Genetic background is associated with distinct patterns of proarrhythmogenic remodeling leading to atrial fibrillation in pigs with ischemic heart failure.

Abstract

Atrial fibrillation (AF) is the most common sustained cardiac arrhythmia, driven by electrical and structural remodeling that promotes proarrhythmic substrates. Interindividual variability in susceptibility to remodeling triggers, such as myocardial ischemia, suggests the involvement of genetic determinants. Ischemic heart failure (IHF) was induced by a 90-min occlusion of the left anterior descending artery in pigs. After 30 days, animals underwent in vivo assessments, including right and left heart catheterization, electrocardiography, and electrophysiological studies, with AF inducibility tested by burst pacing. Atrial fibrosis was quantified using Masson's trichrome staining, and remodeling-associated gene expression was analyzed by quantitative PCR. Genetic background was assessed through single-nucleotide polymorphism (SNP) genotyping using the Porcine SNP60 BeadChip, with data analyzed against reference SNP datasets. Following myocardial infarction, all animals developed IHF with reduced ejection fraction and increased AF susceptibility.
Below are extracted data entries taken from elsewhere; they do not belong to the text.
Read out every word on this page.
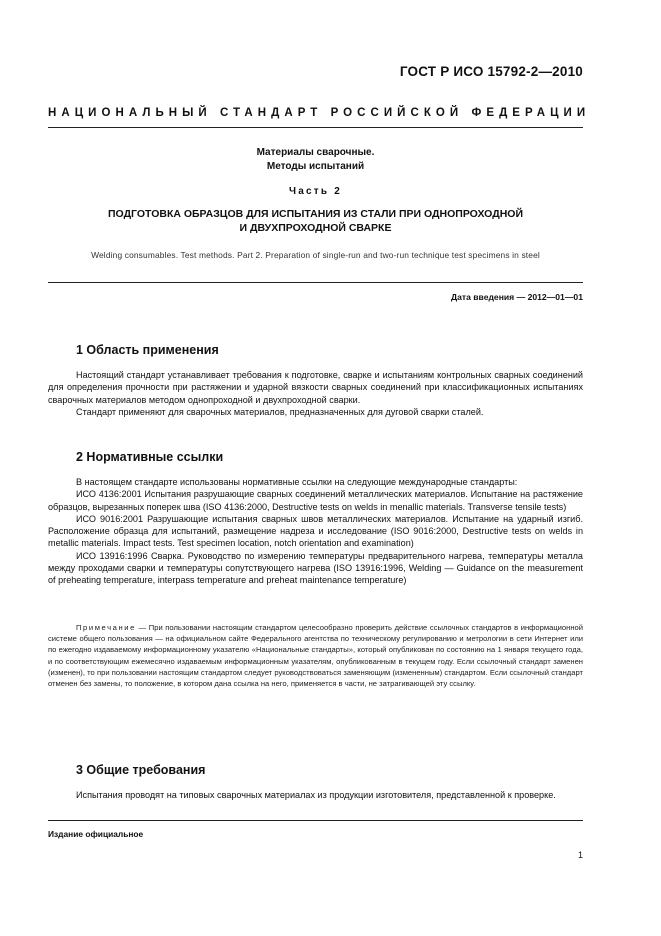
ГОСТ Р ИСО 15792-2—2010
НАЦИОНАЛЬНЫЙ СТАНДАРТ РОССИЙСКОЙ ФЕДЕРАЦИИ
Материалы сварочные.
Методы испытаний
Часть 2
ПОДГОТОВКА ОБРАЗЦОВ ДЛЯ ИСПЫТАНИЯ ИЗ СТАЛИ ПРИ ОДНОПРОХОДНОЙ
И ДВУХПРОХОДНОЙ СВАРКЕ
Welding consumables. Test methods. Part 2. Preparation of single-run and two-run technique test specimens in steel
Дата введения — 2012—01—01
1 Область применения

Настоящий стандарт устанавливает требования к подготовке, сварке и испытаниям контрольных сварных соединений для определения прочности при растяжении и ударной вязкости сварных соединений при классификационных испытаниях сварочных материалов методом однопроходной и двухпроходной сварки.

Стандарт применяют для сварочных материалов, предназначенных для дуговой сварки сталей.

2 Нормативные ссылки

В настоящем стандарте использованы нормативные ссылки на следующие международные стандарты:

ИСО 4136:2001 Испытания разрушающие сварных соединений металлических материалов. Испытание на растяжение образцов, вырезанных поперек шва (ISO 4136:2000, Destructive tests on welds in menallic materials. Transverse tensile tests)

ИСО 9016:2001 Разрушающие испытания сварных швов металлических материалов. Испытание на ударный изгиб. Расположение образца для испытаний, размещение надреза и исследование (ISO 9016:2000, Destructive tests on welds in metallic materials. Impact tests. Test specimen location, notch orientation and examination)

ИСО 13916:1996 Сварка. Руководство по измерению температуры предварительного нагрева, температуры металла между проходами сварки и температуры сопутствующего нагрева (ISO 13916:1996, Welding — Guidance on the measurement of preheating temperature, interpass temperature and preheat maintenance temperature)

Примечание — При пользовании настоящим стандартом целесообразно проверить действие ссылочных стандартов в информационной системе общего пользования — на официальном сайте Федерального агентства по техническому регулированию и метрологии в сети Интернет или по ежегодно издаваемому информационному указателю «Национальные стандарты», который опубликован по состоянию на 1 января текущего года, и по соответствующим ежемесячно издаваемым информационным указателям, опубликованным в текущем году. Если ссылочный стандарт заменен (изменен), то при пользовании настоящим стандартом следует руководствоваться заменяющим (измененным) стандартом. Если ссылочный стандарт отменен без замены, то положение, в котором дана ссылка на него, применяется в части, не затрагивающей эту ссылку.

3 Общие требования

Испытания проводят на типовых сварочных материалах из продукции изготовителя, представленной к проверке.

Издание официальное
1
Overall, IHF was associated with enhanced atrial fibrosis, but a subset of animals displayed no fibrotic remodeling. Genetic analysis identified two groups of pigs with different genetic backgrounds within the cohort: a Pietrain-dominant and a Landrace-dominant background. Pietrain-dominant pigs developed significantly more atrial fibrosis, whereas Landrace-dominant pigs exhibited a pronounced shortening of the atrial effective refractory period. Differential regulation of fibrosis-associated genes, including FN, MMP2, TGFB, and JNK1, was observed between genetic backgrounds. These findings indicate that genetic background is associated with distinct patterns of atrial remodeling in response to IHF, influencing key determinants of AF susceptibility.